Ponies, kittens a big hit with visiting city kids
January 17, 2011 · 1:03 PM
The ponies and the kitties were a big hit among the more than two dozen kids, mothers and chaperones at Mark and Julie Bergquist’s Enumclaw ranch.
The group, who made the trek from Seattle’s Union Gospel Mission women and children’s shelter, thought lunch wasn’t bad either. And the warm coats and hot cocoa were definitely welcome as the temperatures dropped into the 30s and the wind kicked up a bit.
The forecasted snow that Saturday in early January held off until Sunday, but would have been the perfect touch for the late Christmas gift.

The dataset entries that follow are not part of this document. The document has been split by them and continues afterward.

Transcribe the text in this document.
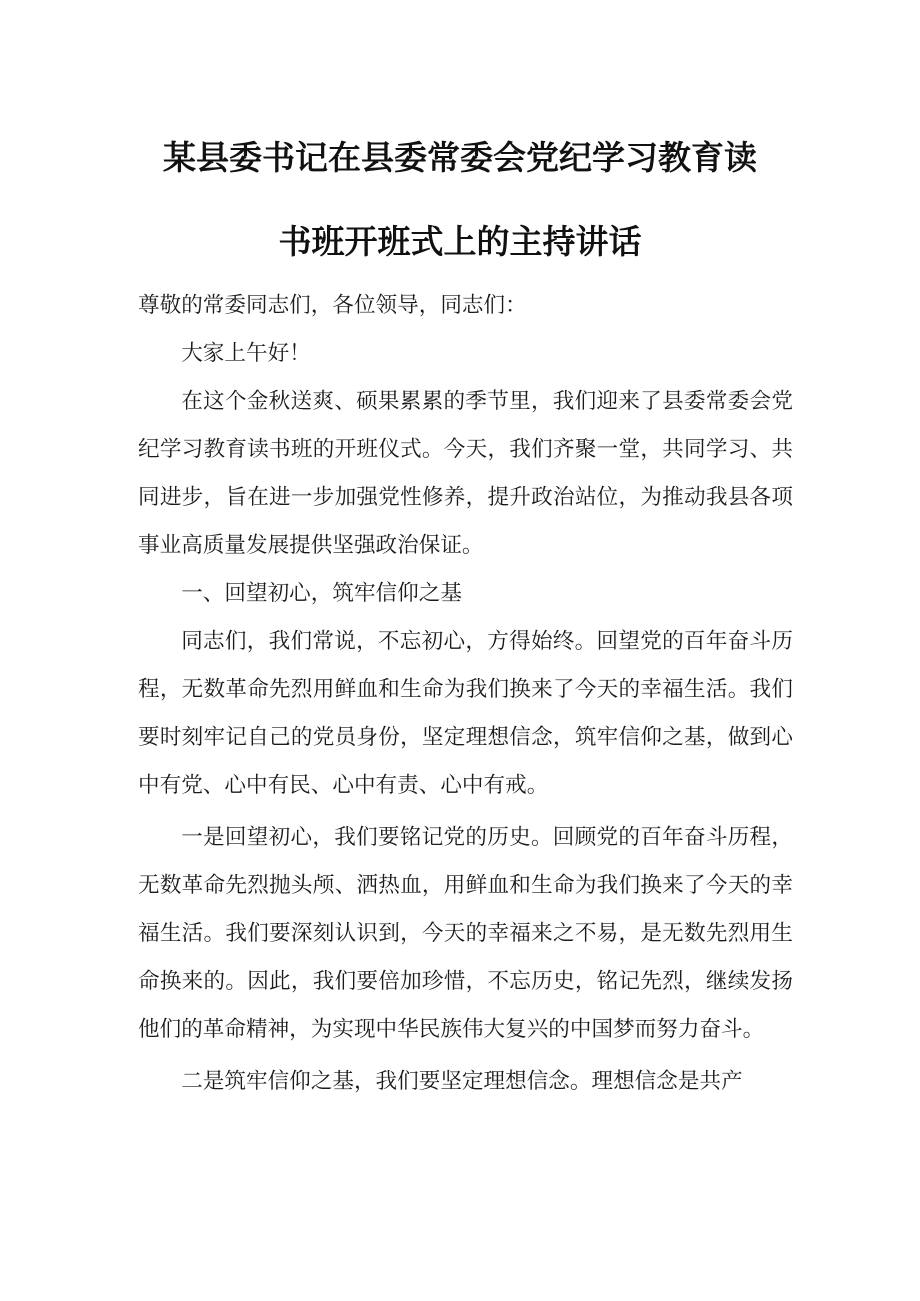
某县委书记在县委常委会党纪学习教育读
书班开班式上的主持讲话

尊敬的常委同志们，各位领导，同志们：

大家上午好！

在这个金秋送爽、硕果累累的季节里，我们迎来了县委常委会党纪学习教育读书班的开班仪式。今天，我们齐聚一堂，共同学习、共同进步，旨在进一步加强党性修养，提升政治站位，为推动我县各项事业高质量发展提供坚强政治保证。

一、回望初心，筑牢信仰之基

同志们，我们常说，不忘初心，方得始终。回望党的百年奋斗历程，无数革命先烈用鲜血和生命为我们换来了今天的幸福生活。我们要时刻牢记自己的党员身份，坚定理想信念，筑牢信仰之基，做到心中有党、心中有民、心中有责、心中有戒。

一是回望初心，我们要铭记党的历史。回顾党的百年奋斗历程，无数革命先烈抛头颅、洒热血，用鲜血和生命为我们换来了今天的幸福生活。我们要深刻认识到，今天的幸福来之不易，是无数先烈用生命换来的。因此，我们要倍加珍惜，不忘历史，铭记先烈，继续发扬他们的革命精神，为实现中华民族伟大复兴的中国梦而努力奋斗。

二是筑牢信仰之基，我们要坚定理想信念。理想信念是共产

“This was a lot of fun,” said Jessica Joyce, who brought her four children between the ages of 1 and 5. “The kids had fun on the farm. They got to ride horses, which they’ve never done.”
The kids, ages 3 to 12, also got up close with a few goats and rabbits. There were crafts to participate in inside the barn and, of course, there were cats to chase, pick up and pet. Everyone went home with a rosette or ribbon.
It was the first time the Bergquists opened their Enumclaw ranch to such an event, but something they did often while living in Spokane.
“It was a great experience for my children, family and friends,” Julie Bergquist said.
Unlike years past, this time Bergquist went looking for help and found it in King County’s many 4-H clubs.
More than 50 4-H members, parents and alumni – most of them from the Plateau area – volunteered for at the event. Representatives from Classic Riders, Enumclaw Trailblazers, Evergreen Equestrians, Golden Horseshoes, Happy Hayburners, Mounted Mischief, Royal Riders and Wranglers and Riders were all there.
Teen Leaders of Tomorrow provided lunch.
The 4-H clubs also gave away more than 100 coats collected as part of a coat and sock drive.
“The kids left happy, full and bearing gifts from the 4-H program,” said Kim Giglio, a leader with Mounted Mischief.
“We want to do outreach,” said Enumclaw High graduate Noelle Borland, who was there helping out. “We want to help people.”
As a former Pierce County 4-H member, Teylar Greer, who came out with the visitors from Hope Place, was happy to see familiar faces at the farm.
“It was cool that it became a 4-H event,” she said.